SEC Filings

TIME WARNER INC. filed this Form S-4/A on 03/24/2000
Entire Document
                                   THE MERGER
   This section of the joint proxy statement-prospectus describes material
aspects of the proposed merger, including the merger agreement, the stock
option agreements and the voting agreement. While we believe that the
description covers the material terms of the merger, this summary may not
contain all of the information that is important to you. You should read this
entire joint proxy statement-prospectus and the other documents we refer to
carefully for a more complete understanding of the merger. In addition, we
incorporate important business and financial information about each of us into
this joint proxy statement-prospectus by reference. You may obtain the
information incorporated by reference into this joint proxy statement-
prospectus without charge by following the instructions in the section entitled
"Where You Can Find More Information" that begins on page 131 of this joint
proxy statement-prospectus.     
Background of the Merger
   In September 1999, Stephen M. Case, Chairman and Chief Executive Officer of
America Online, and Gerald M. Levin, Chairman and Chief Executive Officer of
Time Warner, participated in a meeting of media and technology executives at
the Global Business Dialogue on E-Commerce in Paris. Later in September,
Messrs. Case and Levin participated in a number of meetings at the Fortune
Global Forum and related events, which took place in Shanghai and Beijing.
During the time they spent together at these conferences, Messrs. Case and
Levin discussed a variety of topics related to their businesses. They did not,
however, discuss the possibility of combining their businesses.
   In mid-October, Mr. Case spoke with Mr. Levin to suggest that they consider
a business combination involving America Online and Time Warner. Mr. Case
proposed that the combination be accomplished through a stock-for-stock merger
of equals. In addition, Mr. Case proposed that he would serve as chairman of
the combined company and that Mr. Levin would serve as chief executive officer
of the combined company. On October 25, 1999, Messrs. Case and Levin had
another conversation to discuss further these matters.

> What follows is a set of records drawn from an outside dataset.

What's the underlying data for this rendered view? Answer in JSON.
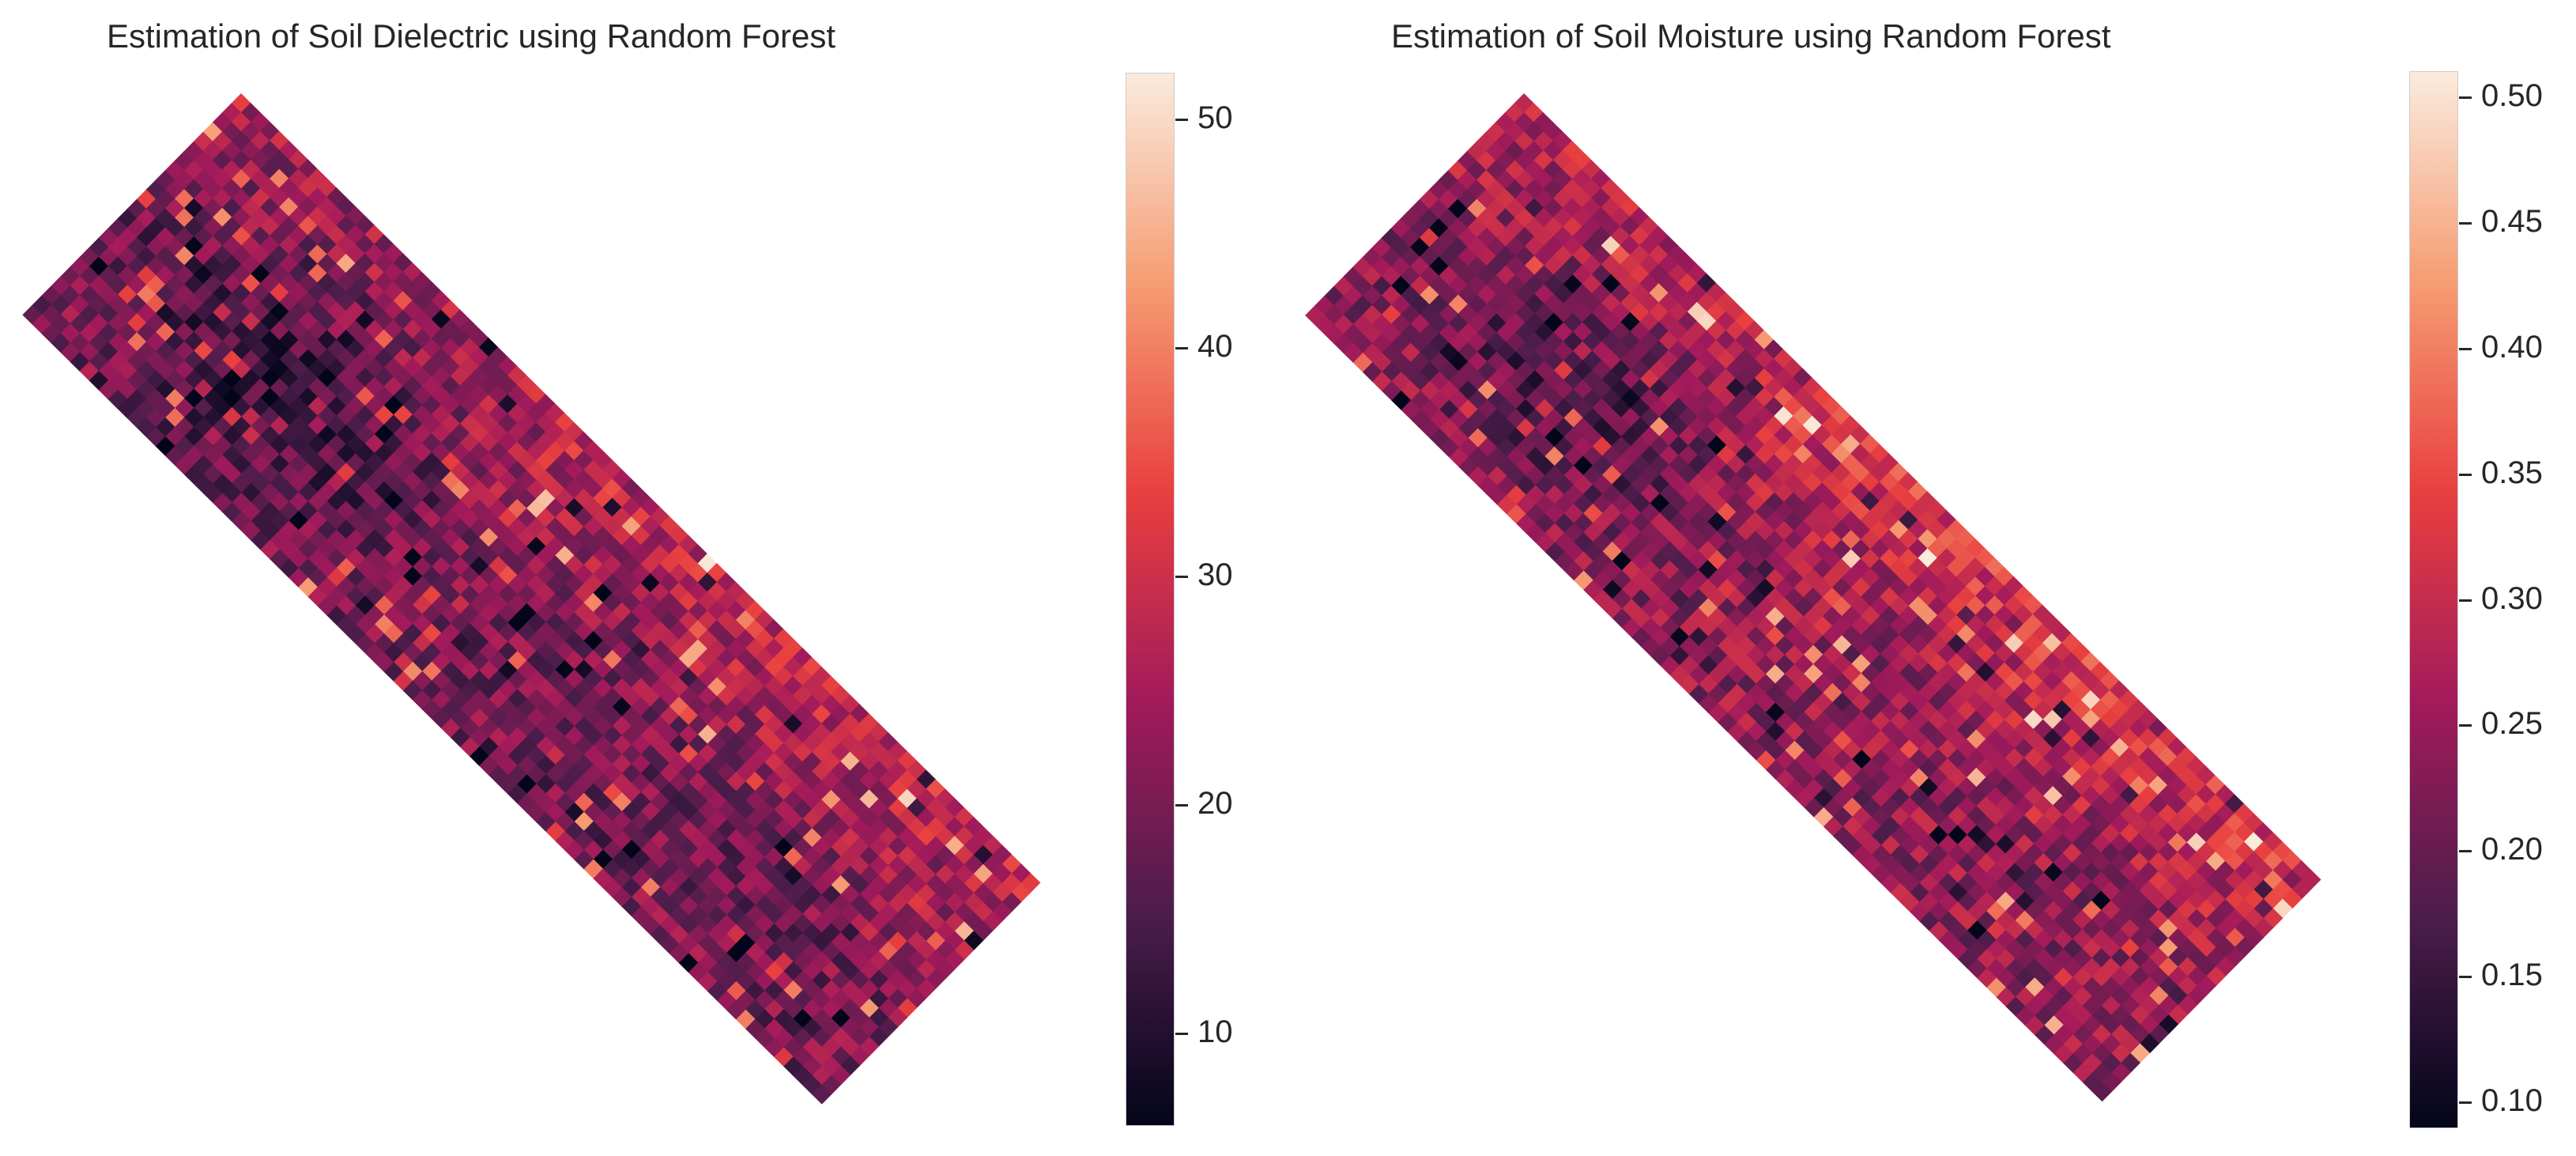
{
  "charts": [
    {
      "title": "Estimation of Soil Dielectric using Random Forest",
      "colorbar": {
        "min": 6,
        "max": 52,
        "ticks": [
          "10",
          "20",
          "30",
          "40",
          "50"
        ],
        "tick_values": [
          10,
          20,
          30,
          40,
          50
        ]
      }
    },
    {
      "title": "Estimation of Soil Moisture using Random Forest",
      "colorbar": {
        "min": 0.09,
        "max": 0.51,
        "ticks": [
          "0.10",
          "0.15",
          "0.20",
          "0.25",
          "0.30",
          "0.35",
          "0.40",
          "0.45",
          "0.50"
        ],
        "tick_values": [
          0.1,
          0.15,
          0.2,
          0.25,
          0.3,
          0.35,
          0.4,
          0.45,
          0.5
        ]
      }
    }
  ],
  "chart_data": [
    {
      "type": "heatmap",
      "title": "Estimation of Soil Dielectric using Random Forest",
      "xlabel": "",
      "ylabel": "",
      "colormap": "rocket",
      "colormap_stops": [
        "#03051a",
        "#4c1d4b",
        "#a11a5b",
        "#e83f3f",
        "#f69c73",
        "#faebdd"
      ],
      "colorbar_range": [
        6,
        52
      ],
      "colorbar_ticks": [
        10,
        20,
        30,
        40,
        50
      ],
      "grid": false
    },
    {
      "type": "heatmap",
      "title": "Estimation of Soil Moisture using Random Forest",
      "xlabel": "",
      "ylabel": "",
      "colormap": "rocket",
      "colormap_stops": [
        "#03051a",
        "#4c1d4b",
        "#a11a5b",
        "#e83f3f",
        "#f69c73",
        "#faebdd"
      ],
      "colorbar_range": [
        0.09,
        0.51
      ],
      "colorbar_ticks": [
        0.1,
        0.15,
        0.2,
        0.25,
        0.3,
        0.35,
        0.4,
        0.45,
        0.5
      ],
      "grid": false
    }
  ]
}
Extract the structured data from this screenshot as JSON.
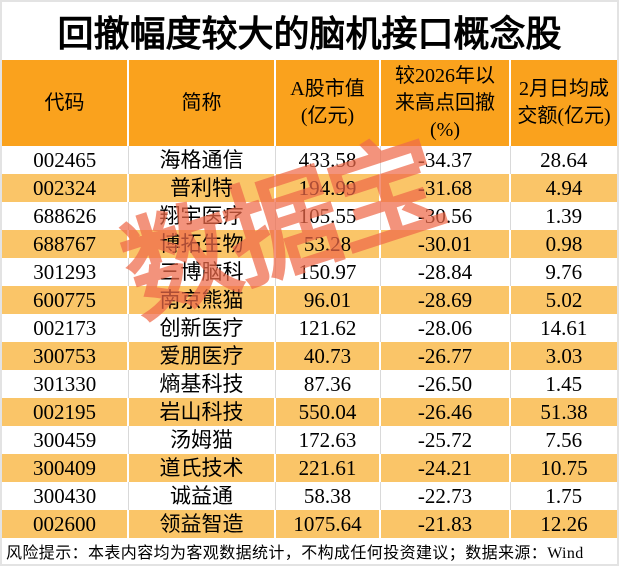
{
  "title": "回撤幅度较大的脑机接口概念股",
  "watermark": {
    "text": "数据宝",
    "color": "#ef6a4a"
  },
  "footer": {
    "note": "风险提示：本表内容均为客观数据统计，不构成任何投资建议；数据来源：Wind"
  },
  "colors": {
    "header_bg": "#faa21d",
    "alt_row_bg": "#fac568",
    "grid_line": "#d9d9d9",
    "frame_border": "#e3e3e3",
    "text": "#000000"
  },
  "chart_data": {
    "type": "table",
    "title": "回撤幅度较大的脑机接口概念股",
    "columns": [
      "代码",
      "简称",
      "A股市值(亿元)",
      "较2026年以来高点回撤(%)",
      "2月日均成交额(亿元)"
    ],
    "rows": [
      [
        "002465",
        "海格通信",
        "433.58",
        "-34.37",
        "28.64"
      ],
      [
        "002324",
        "普利特",
        "194.99",
        "-31.68",
        "4.94"
      ],
      [
        "688626",
        "翔宇医疗",
        "105.55",
        "-30.56",
        "1.39"
      ],
      [
        "688767",
        "博拓生物",
        "53.28",
        "-30.01",
        "0.98"
      ],
      [
        "301293",
        "三博脑科",
        "150.97",
        "-28.84",
        "9.76"
      ],
      [
        "600775",
        "南京熊猫",
        "96.01",
        "-28.69",
        "5.02"
      ],
      [
        "002173",
        "创新医疗",
        "121.62",
        "-28.06",
        "14.61"
      ],
      [
        "300753",
        "爱朋医疗",
        "40.73",
        "-26.77",
        "3.03"
      ],
      [
        "301330",
        "熵基科技",
        "87.36",
        "-26.50",
        "1.45"
      ],
      [
        "002195",
        "岩山科技",
        "550.04",
        "-26.46",
        "51.38"
      ],
      [
        "300459",
        "汤姆猫",
        "172.63",
        "-25.72",
        "7.56"
      ],
      [
        "300409",
        "道氏技术",
        "221.61",
        "-24.21",
        "10.75"
      ],
      [
        "300430",
        "诚益通",
        "58.38",
        "-22.73",
        "1.75"
      ],
      [
        "002600",
        "领益智造",
        "1075.64",
        "-21.83",
        "12.26"
      ]
    ],
    "notes": "alternating rows shaded orange; red diagonal watermark 数据宝; source Wind"
  }
}
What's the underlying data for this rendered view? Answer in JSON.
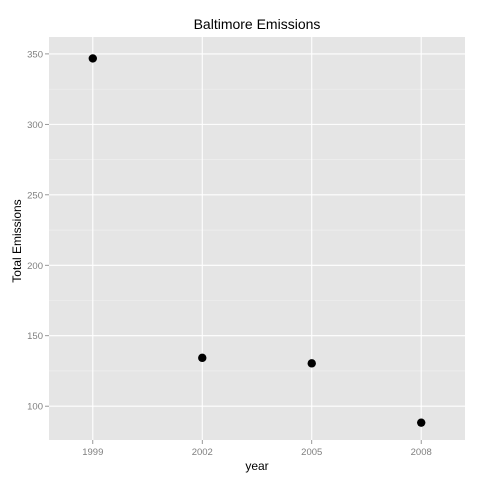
{
  "chart_data": {
    "type": "scatter",
    "title": "Baltimore Emissions",
    "xlabel": "year",
    "ylabel": "Total Emissions",
    "x": [
      1999,
      2002,
      2005,
      2008
    ],
    "y": [
      346.8,
      134.3,
      130.4,
      88.3
    ],
    "xticks": [
      "1999",
      "2002",
      "2005",
      "2008"
    ],
    "yticks": [
      100,
      150,
      200,
      250,
      300,
      350
    ],
    "xlim": [
      1997.8,
      2009.2
    ],
    "ylim": [
      76,
      362
    ],
    "grid": true,
    "legend": "none",
    "colors": {
      "panel": "#e5e5e5",
      "grid_major": "#ffffff",
      "grid_minor": "#f2f2f2",
      "point": "#000000",
      "tick": "#7f7f7f"
    }
  }
}
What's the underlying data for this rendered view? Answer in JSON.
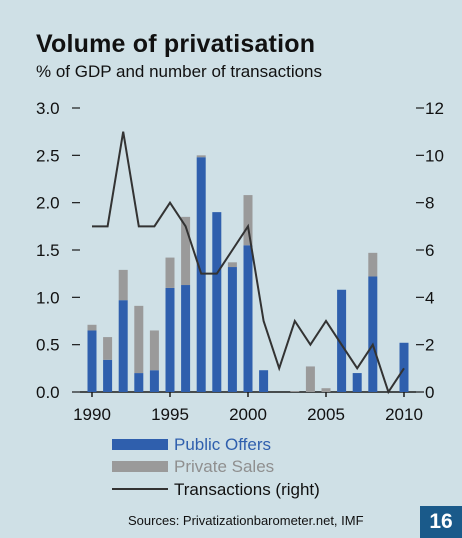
{
  "chart_data": {
    "type": "bar",
    "title": "Volume of privatisation",
    "subtitle": "% of GDP and number of transactions",
    "x": [
      1990,
      1991,
      1992,
      1993,
      1994,
      1995,
      1996,
      1997,
      1998,
      1999,
      2000,
      2001,
      2002,
      2003,
      2004,
      2005,
      2006,
      2007,
      2008,
      2009,
      2010
    ],
    "xticks": [
      "1990",
      "1995",
      "2000",
      "2005",
      "2010"
    ],
    "yticks_left": [
      "0.0",
      "0.5",
      "1.0",
      "1.5",
      "2.0",
      "2.5",
      "3.0"
    ],
    "yticks_right": [
      "0",
      "2",
      "4",
      "6",
      "8",
      "10",
      "12"
    ],
    "ylim_left": [
      0,
      3
    ],
    "ylim_right": [
      0,
      12
    ],
    "stacked": true,
    "series": [
      {
        "name": "Public Offers",
        "axis": "left",
        "kind": "bar",
        "color": "#2f5fad",
        "values": [
          0.65,
          0.34,
          0.97,
          0.2,
          0.23,
          1.1,
          1.13,
          2.48,
          1.9,
          1.32,
          1.55,
          0.23,
          0.0,
          0.0,
          0.0,
          0.0,
          1.08,
          0.2,
          1.22,
          0.0,
          0.52
        ]
      },
      {
        "name": "Private Sales",
        "axis": "left",
        "kind": "bar",
        "color": "#9a9a9a",
        "values": [
          0.06,
          0.24,
          0.32,
          0.71,
          0.42,
          0.32,
          0.72,
          0.02,
          0.0,
          0.05,
          0.53,
          0.0,
          0.0,
          0.01,
          0.27,
          0.04,
          0.0,
          0.0,
          0.25,
          0.0,
          0.0
        ]
      },
      {
        "name": "Transactions (right)",
        "axis": "right",
        "kind": "line",
        "color": "#333333",
        "values": [
          7,
          7,
          11,
          7,
          7,
          8,
          7,
          5,
          5,
          6,
          7,
          3,
          1,
          3,
          2,
          3,
          2,
          1,
          2,
          0,
          1
        ]
      }
    ],
    "legend_position": "bottom-left",
    "grid": false
  },
  "footer": {
    "sources": "Sources: Privatizationbarometer.net, IMF",
    "page_number": "16"
  }
}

   On November 1, 1999, Messrs. Case and Levin met for dinner and continued
their discussion about a possible business combination, elaborating on the
mutual strategic benefits of a merger of equals and discussing the structure
and implementation of a business combination. That discussion included a
reaffirmation of the fundamental principles of the business combination first
outlined in the mid-October conversation, and ended with a mutual intention to
pursue discussions further.
   In conjunction with the initial discussions, the companies began consulting
with various financial and legal advisors about issues raised in the
discussions among their executives. America Online retained Salomon Smith
Barney as its financial advisor and Simpson Thacher & Bartlett and Mintz,
Levin, Cohn, Ferris, Glovsky and Popeo, P.C., as its legal counsel. Time Warner
retained Morgan Stanley as its financial advisor and Cravath, Swaine & Moore as
its legal counsel. Working with these advisors, America Online and Time Warner
began conducting their due diligence investigations using publicly available
materials and began analyses of a possible combination. These consultations
continued throughout the remaining merger discussions.
  Following the November 1, 1999 dinner meeting between Messrs. Case and Levin,
Kenneth J. Novack, Vice Chairman of America Online, and Miles Gilburne, then
the Senior Vice President, Corporate Development of America Online, had several
telephone conversations with Richard J. Bressler, Chairman and Chief Executive
Officer of Time Warner Digital Media, to discuss the structure and
implementation of a stock-for-stock merger of America Online and Time Warner.
Over the next two months, Messrs. Novack and Bressler had periodic telephone
conversations to discuss the proposed combination.
   On November 9, 1999, Messrs. Novack, Gilburne and Bressler met to continue
to discuss the strategic rationale for a merger, the appropriate exchange ratio
and the governance and management structure of the resulting entity. The
discussions remained at a general level, and no agreement regarding the
specific terms of a possible stock-for-stock merger was reached.